经过童欣这么一闹,医院里给他们开了一些绿灯,允许他们在不打扰别人的情况下自由出入ICU陪伴商子聪,还给他们保留了商子聪原来的病房,这样他们就可以24小时住在医院里了。
童欣的愤怒情绪得到了一定程度的安抚,她也担心再闹下去会让医生们对他们有意见,甚至影响商子聪的治疗,所以她的态度温和了不少,也更加配合了。
但是有些东西,医院是没有办法开绿灯的,那就是钱。缴费单隔几天就递到他们手里,使他们怀疑自己的钱是进了碎纸机。没过多久,郑淑容的钱和卖房子的钱也捉襟见肘了。
商海躺在商子聪原来睡过的病床上,愁得整晚整晚失眠。他在脑海中不断盘算老家还有哪些人可以借点钱,突然想起刘长运说过的话。
“募捐!”
商海一个激灵,坐了起来。他的眼前好像突然打开了一扇窗,光线从外面透了进来,但随即又黯淡了。纵使他的自尊心已经跌到了尘土里,要做出这样的决定仍然是艰难的。
第二天,他把这个想法告诉了童欣,没想到她不假思索地就同意了这个想法。
“你们单位工资低,恐怕筹不了多少。我也在我们单位发起!”童欣眼睛发亮,好像看见了什么希望。
事到如今,确实也只能如此了。
两人分别给各自单位负责工会的同事打了个电话,简单说明了一下情况,探听一下对方的意见。出版社这边的同事很快给了答复:“领导说没问题,大家一定全力以赴!”
童欣那边,她原本想要工会的同事帮忙组织募捐的事,自己继续留在医院照顾商子聪。但是同事告诉她,刘总的意思是,如果她要募捐的话,最好本人亲自回去一趟。
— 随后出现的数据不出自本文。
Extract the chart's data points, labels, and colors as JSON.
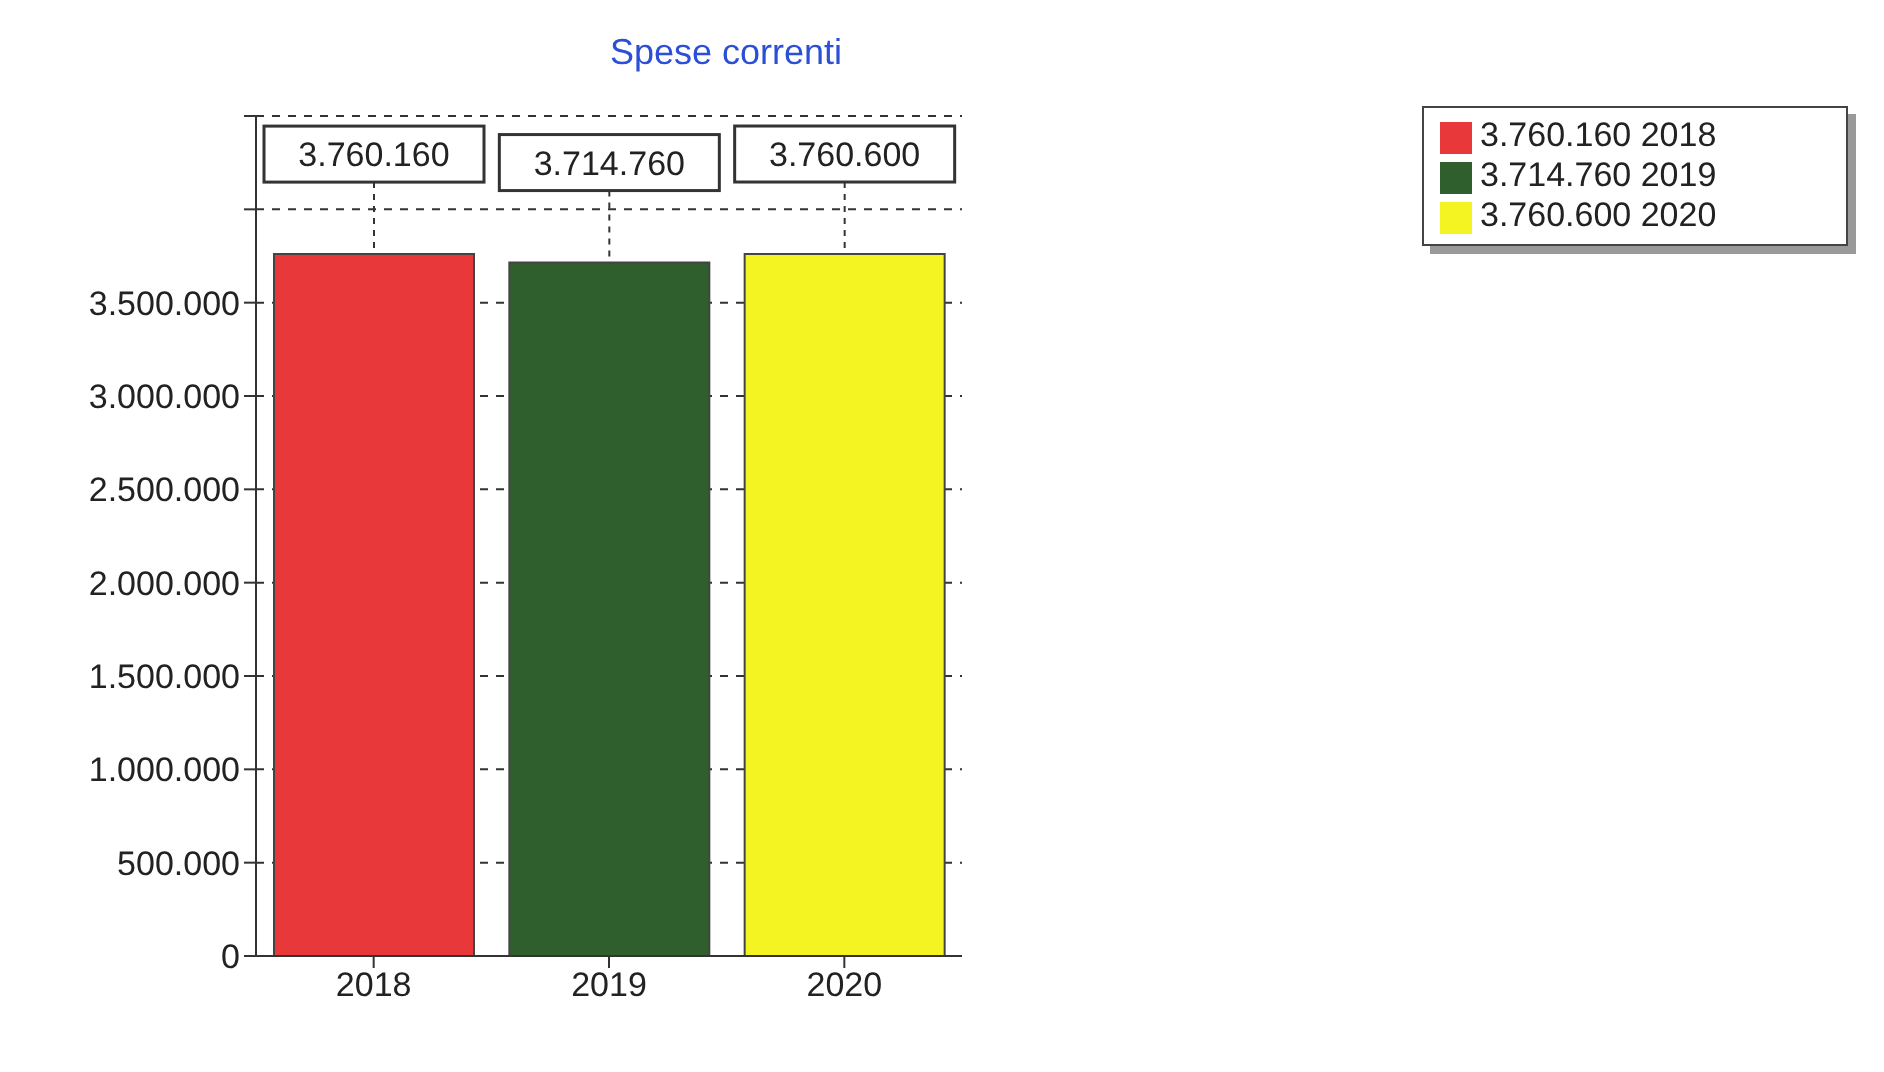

无奈,童欣也只得跟商海一起回黎州了。随着离家乡越来越近,景物越来越熟悉,他们也越来越清楚自己有多么怀念这里。但是他们的心却无法在家乡停留,因为对他们最重要的人此刻远在千里之外的北京,正孤苦无依地躺在ICU的病床上,浑身插满大大小小的管子,唯一做伴的是只会嘀嗒作响的仪器。虽然有商淳、何映蓉和郑淑容照顾着,但他们仍恨不得立刻飞回他身边。
回到黎州后,两人马不停蹄地去了单位。
在出版社,商海的同事们很克制。有几个人围在商海身边询问商子聪的情况,其他人就默默回到了各自的工位上,等商海脱开身,他们就走上前去拍拍商海的肩,说一些鼓励的话。没有人为了满足自己的好奇心,一而再再而三地让商海反复撕开自己心上的伤口。
从出版社出来已经是黄昏了。商海回到自家楼下,正准备上楼,突然看到一个熟悉的身影。
“段悦君?你怎么在这?”商海惊讶不已。